Reminiscence Consumption

As a consequence of its hierarchical construction of embeddings, one of many main challenges of HNSW is its excessive reminiscence utilization. However not many notice that the reminiscence situation extends past the reminiscence required to retailer the preliminary index. It’s because, as an HNSW index is modified, the reminiscence required to retailer nodes and their connections will increase much more. This shall be defined in better depth in a later part. Reminiscence consciousness is essential for the reason that extra reminiscence you want on your knowledge, the longer it should take to compute (search) over it, and the dearer it should get to keep up your workload.

Construct Time

Within the course of of making an index, nodes are added to the graph based on how shut they’re to different nodes on the graph. For each node, a dynamic checklist of its closest neighbors is stored at every degree of the graph. This course of includes iterating over the checklist and performing similarity searches to find out if a node’s neighbors are nearer to the question. This computationally heavy iterative course of considerably will increase the general construct time of the index, negatively impacting your customers’ expertise and costing you extra in cloud utilization bills.

Parameter Tuning

HNSW requires predefined configuration parameters in it’s construct course of. Optimizing HNSW these parameters: M (the variety of connections per node), and ef_construction (the scale of the dynamic checklist for the closest neighbors which is used throughout the index development) is essential for balancing search pace, accuracy and using reminiscence. Incorrect parameter settings can result in poor efficiency and elevated manufacturing prices. Effective-tuning these parameters is exclusive for each index and is a steady course of that requires usually re-building of indices.

Rebuilding Indices

0*vVnij2iAEOBA817K — Picture by Robin Jonathan Deutsch on Unsplash

Rebuilding an HNSW index is among the most resource-intensive facets of utilizing HNSW in manufacturing workloads. In contrast to conventional databases, the place knowledge deletions will be dealt with by merely deleting a row in a desk, utilizing HNSW in a vector database usually requires a whole rebuild to keep up optimum efficiency and accuracy.

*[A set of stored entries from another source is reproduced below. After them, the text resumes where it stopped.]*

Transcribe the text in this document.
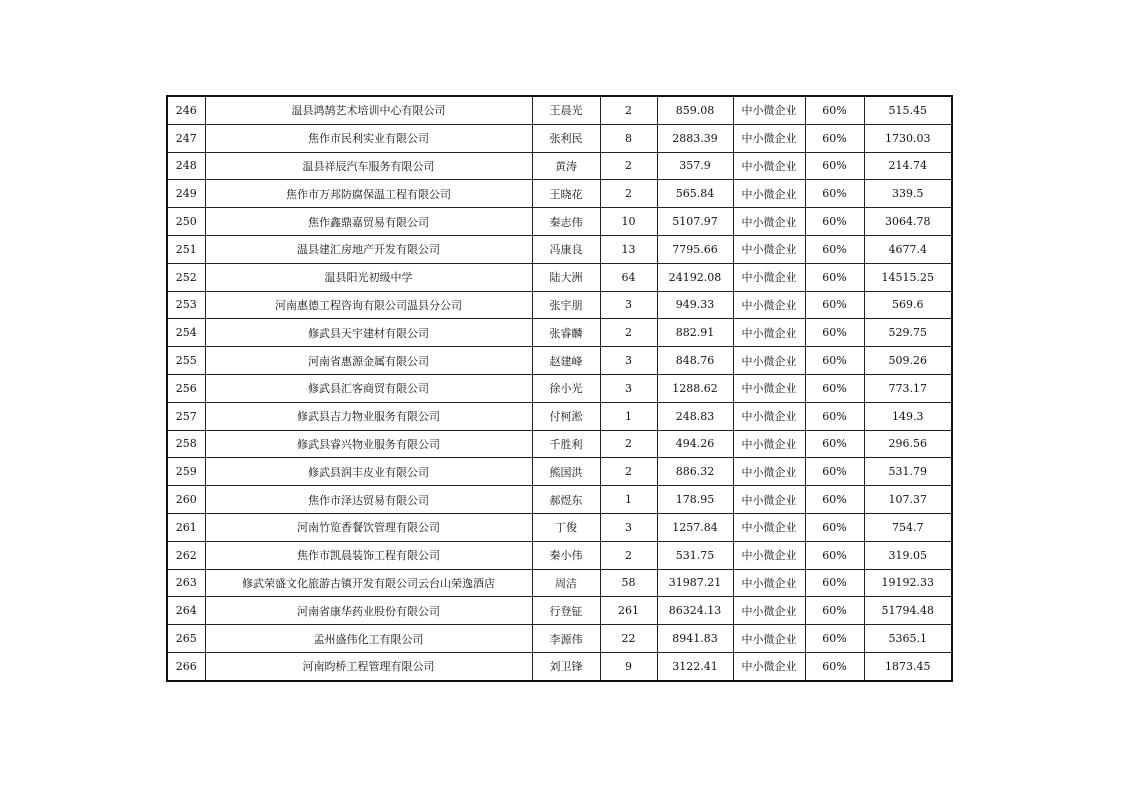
246	温县鸿鹄艺术培训中心有限公司	王晨光	2	859.08	中小微企业	60%	515.45
247	焦作市民利实业有限公司	张利民	8	2883.39	中小微企业	60%	1730.03
248	温县祥辰汽车服务有限公司	黄涛	2	357.9	中小微企业	60%	214.74
249	焦作市万邦防腐保温工程有限公司	王晓花	2	565.84	中小微企业	60%	339.5
250	焦作鑫鼎嘉贸易有限公司	秦志伟	10	5107.97	中小微企业	60%	3064.78
251	温县建汇房地产开发有限公司	冯康良	13	7795.66	中小微企业	60%	4677.4
252	温县阳光初级中学	陆大洲	64	24192.08	中小微企业	60%	14515.25
253	河南惠德工程咨询有限公司温县分公司	张宇朋	3	949.33	中小微企业	60%	569.6
254	修武县天宇建材有限公司	张睿麟	2	882.91	中小微企业	60%	529.75
255	河南省惠源金属有限公司	赵建峰	3	848.76	中小微企业	60%	509.26
256	修武县汇客商贸有限公司	徐小光	3	1288.62	中小微企业	60%	773.17
257	修武县吉力物业服务有限公司	付柯淞	1	248.83	中小微企业	60%	149.3
258	修武县睿兴物业服务有限公司	千胜利	2	494.26	中小微企业	60%	296.56
259	修武县润丰皮业有限公司	熊国洪	2	886.32	中小微企业	60%	531.79
260	焦作市泽达贸易有限公司	郝煜东	1	178.95	中小微企业	60%	107.37
261	河南竹览香餐饮管理有限公司	丁俊	3	1257.84	中小微企业	60%	754.7
262	焦作市凯晨装饰工程有限公司	秦小伟	2	531.75	中小微企业	60%	319.05
263	修武荣盛文化旅游古镇开发有限公司云台山荣逸酒店	周洁	58	31987.21	中小微企业	60%	19192.33
264	河南省康华药业股份有限公司	行登钲	261	86324.13	中小微企业	60%	51794.48
265	孟州盛伟化工有限公司	李源伟	22	8941.83	中小微企业	60%	5365.1
266	河南昀桥工程管理有限公司	刘卫锋	9	3122.41	中小微企业	60%	1873.45
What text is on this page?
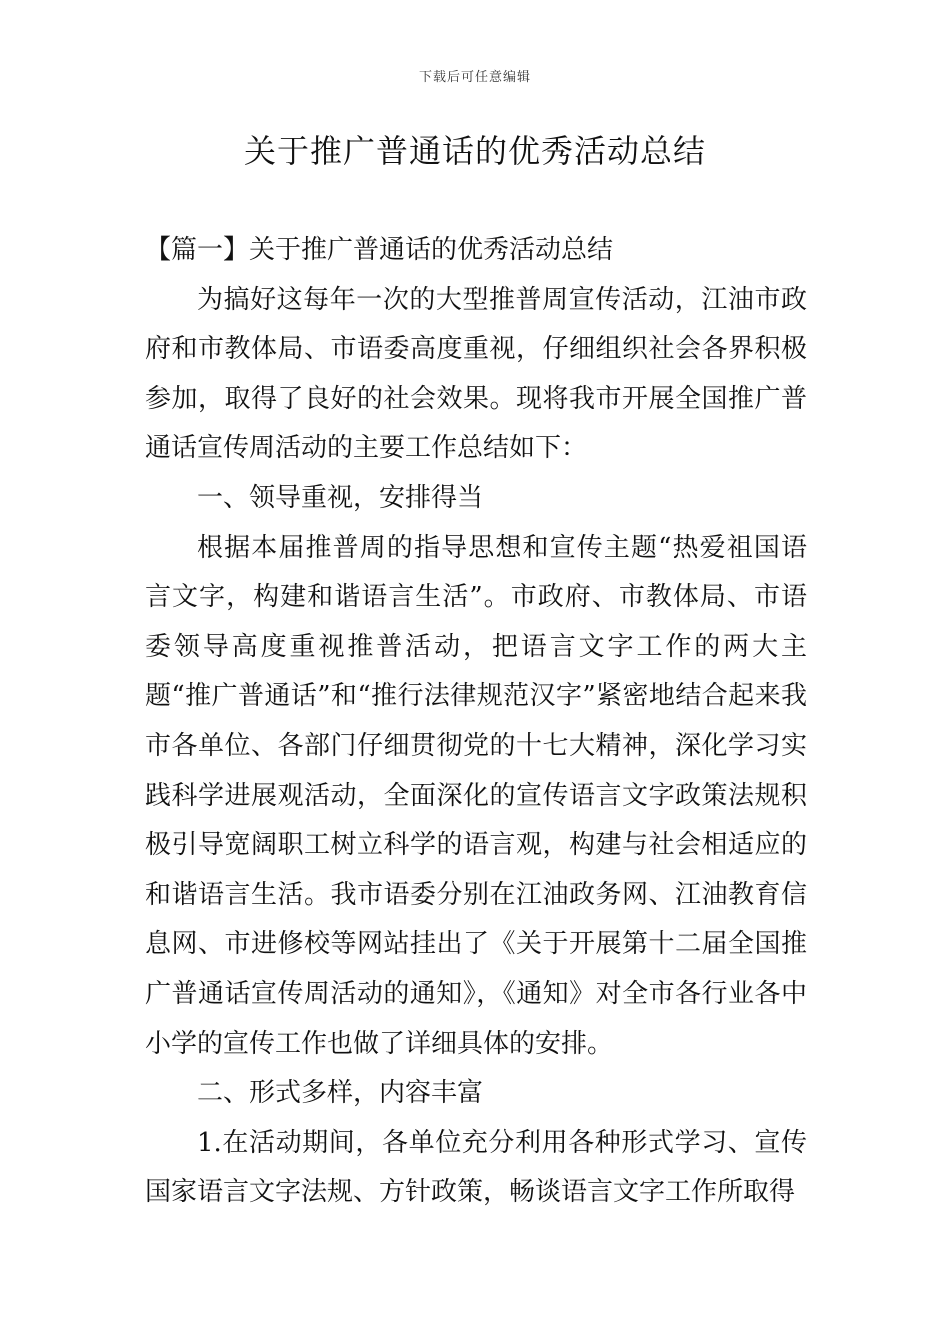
下载后可任意编辑
关于推广普通话的优秀活动总结

【篇一】关于推广普通话的优秀活动总结

为搞好这每年一次的大型推普周宣传活动，江油市政府和市教体局、市语委高度重视，仔细组织社会各界积极参加，取得了良好的社会效果。现将我市开展全国推广普通话宣传周活动的主要工作总结如下：

一、领导重视，安排得当

根据本届推普周的指导思想和宣传主题“热爱祖国语言文字，构建和谐语言生活”。市政府、市教体局、市语委领导高度重视推普活动，把语言文字工作的两大主题“推广普通话”和“推行法律规范汉字”紧密地结合起来我市各单位、各部门仔细贯彻党的十七大精神，深化学习实践科学进展观活动，全面深化的宣传语言文字政策法规积极引导宽阔职工树立科学的语言观，构建与社会相适应的和谐语言生活。我市语委分别在江油政务网、江油教育信息网、市进修校等网站挂出了《关于开展第十二届全国推广普通话宣传周活动的通知》，《通知》对全市各行业各中小学的宣传工作也做了详细具体的安排。

二、形式多样，内容丰富

1.在活动期间，各单位充分利用各种形式学习、宣传国家语言文字法规、方针政策，畅谈语言文字工作所取得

Why is Rebuilding Mandatory?

Due to its layered graph construction, HNSW shouldn’t be inherently designed for dynamic datasets that change continuously. Including new knowledge or deleting current knowledge is important for sustaining up to date knowledge, particularly to be used circumstances like RAG, which goals to enhance search relevence.

Most databases work on an idea known as “exhausting” and “mushy” deletes. Exhausting deletes completely take away knowledge, whereas mushy deletes flag knowledge as ‘to-be-deleted’ and take away it later. The difficulty with mushy deletes is that the to-be-deleted knowledge nonetheless makes use of vital reminiscence till it’s completely eliminated. That is notably problematic in vector databases that use HNSW, the place reminiscence consumption is already a major situation.

HNSW creates a graph the place nodes (vectors) are related primarily based on their proximity within the vector area, and traversing on an HNSW graph is finished like a skip-list. With the intention to help that, the layers of the graph are designed in order that some layers have only a few nodes. When vectors are deleted, particularly these on layers which have only a few nodes that function important connectors within the graph, the entire HNSW construction can change into fragmented. This fragmentation could result in nodes (or layers) which are disconnected from the principle graph, which require rebuilding of your entire graph, or on the very least will lead to a degradation within the effectivity of searches.

HNSW then makes use of a soft-delete method, which marks vectors for deletion however doesn’t instantly take away them. This strategy lowers the expense of frequent full rebuilds, though periodic reconstruction remains to be wanted to keep up the graph’s optimum state.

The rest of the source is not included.